Researchers from Australia’s Macquarie University have discovered that using microwave radiation to anneal solar panels could lead to significant energy savings and a new way of recycling used panels.


The selective heating of silicon within the panel using microwave radiation is quick and effective, leaving the rest of the panel unaffected. As a result, the plastic coating that protects the silicon plate from moisture and contamination softens, allowing it to be peeled off and the plate delaminated. The process is less energy-demanding and produces less contamination than traditional methods of solar panel recycling, which typically involves washing the panels with chemicals at high temperatures. Governments are calling for an increased amount of recycling of solar panels as the number of panels installed 20-30 years ago reaches the end of its life and needs to be decommissioned.

Microwave annealing also has several other advantages, such as selective and highly tuned heating, allowing for more intricate internal structures to be fabricated for special purposes. In contrast to an oven, microwave annealing takes place in a clean environment with fewer chemicals. The project was initiated with funding from the Australian Centre for Advanced Photovoltaics and has been further supported by the Australian Government through the Australian Renewable Energy Agency.

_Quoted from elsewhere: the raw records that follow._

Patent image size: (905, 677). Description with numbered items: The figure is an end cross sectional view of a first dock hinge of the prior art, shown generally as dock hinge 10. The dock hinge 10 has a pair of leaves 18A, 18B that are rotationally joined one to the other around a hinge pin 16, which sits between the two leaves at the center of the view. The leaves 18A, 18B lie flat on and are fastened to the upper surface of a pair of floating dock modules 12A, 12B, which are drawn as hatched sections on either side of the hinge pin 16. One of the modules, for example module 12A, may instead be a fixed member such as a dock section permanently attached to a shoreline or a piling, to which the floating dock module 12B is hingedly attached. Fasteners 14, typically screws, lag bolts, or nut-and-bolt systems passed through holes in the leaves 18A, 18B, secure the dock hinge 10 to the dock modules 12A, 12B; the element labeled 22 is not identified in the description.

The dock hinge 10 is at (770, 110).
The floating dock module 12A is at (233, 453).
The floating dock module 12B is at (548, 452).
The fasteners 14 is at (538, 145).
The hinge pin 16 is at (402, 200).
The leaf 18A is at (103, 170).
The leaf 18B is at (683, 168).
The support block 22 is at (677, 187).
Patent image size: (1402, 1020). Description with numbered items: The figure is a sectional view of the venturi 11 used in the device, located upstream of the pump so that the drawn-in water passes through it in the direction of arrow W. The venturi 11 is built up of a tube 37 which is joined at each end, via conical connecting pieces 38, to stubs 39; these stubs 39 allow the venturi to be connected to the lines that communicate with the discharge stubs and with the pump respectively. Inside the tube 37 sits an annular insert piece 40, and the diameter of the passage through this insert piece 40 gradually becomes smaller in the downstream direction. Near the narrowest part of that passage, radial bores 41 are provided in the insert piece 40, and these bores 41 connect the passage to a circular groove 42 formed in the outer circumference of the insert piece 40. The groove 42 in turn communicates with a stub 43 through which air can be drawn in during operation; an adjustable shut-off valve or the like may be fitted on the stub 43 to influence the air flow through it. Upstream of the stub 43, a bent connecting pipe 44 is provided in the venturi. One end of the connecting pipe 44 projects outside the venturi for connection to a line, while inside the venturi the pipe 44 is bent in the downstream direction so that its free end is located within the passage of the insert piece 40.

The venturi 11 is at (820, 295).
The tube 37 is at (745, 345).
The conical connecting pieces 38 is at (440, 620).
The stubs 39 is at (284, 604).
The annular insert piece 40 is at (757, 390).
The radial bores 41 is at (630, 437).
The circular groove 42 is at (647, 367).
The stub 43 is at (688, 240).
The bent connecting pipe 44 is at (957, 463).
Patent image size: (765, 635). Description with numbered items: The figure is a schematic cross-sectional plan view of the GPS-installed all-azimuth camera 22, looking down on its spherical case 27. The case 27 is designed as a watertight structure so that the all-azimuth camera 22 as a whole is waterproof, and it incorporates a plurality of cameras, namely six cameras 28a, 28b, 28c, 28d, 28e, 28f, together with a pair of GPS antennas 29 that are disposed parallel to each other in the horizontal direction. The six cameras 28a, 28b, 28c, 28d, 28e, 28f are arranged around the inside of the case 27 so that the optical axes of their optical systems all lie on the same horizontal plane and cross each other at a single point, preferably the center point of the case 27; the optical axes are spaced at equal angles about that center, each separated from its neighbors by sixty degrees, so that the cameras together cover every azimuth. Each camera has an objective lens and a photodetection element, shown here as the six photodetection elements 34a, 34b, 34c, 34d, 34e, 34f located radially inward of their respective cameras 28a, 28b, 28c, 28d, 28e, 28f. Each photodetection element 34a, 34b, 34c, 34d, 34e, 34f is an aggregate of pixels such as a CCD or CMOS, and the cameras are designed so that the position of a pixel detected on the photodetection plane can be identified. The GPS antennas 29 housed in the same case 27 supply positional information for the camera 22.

Associate Professor Shujuan Huang, one of the co-authors of the annealing paper, is leading another group at Macquarie looking at microwave annealing in perovskite solar cells. The microwave radiation produced more efficient solar cells than conventional annealing methods, but the reason is currently unclear. Perovskites, a group of crystalline minerals with semiconductor properties, are being considered for use in solar cells in the future because they are lightweight, flexible, and cheap to produce.


The study was conducted in collaboration with the School of Photovoltaics at the University of New South Wales. The technology’s patent is pending, and researchers hope it will provide a new way of recycling used solar panels in a more sustainable manner.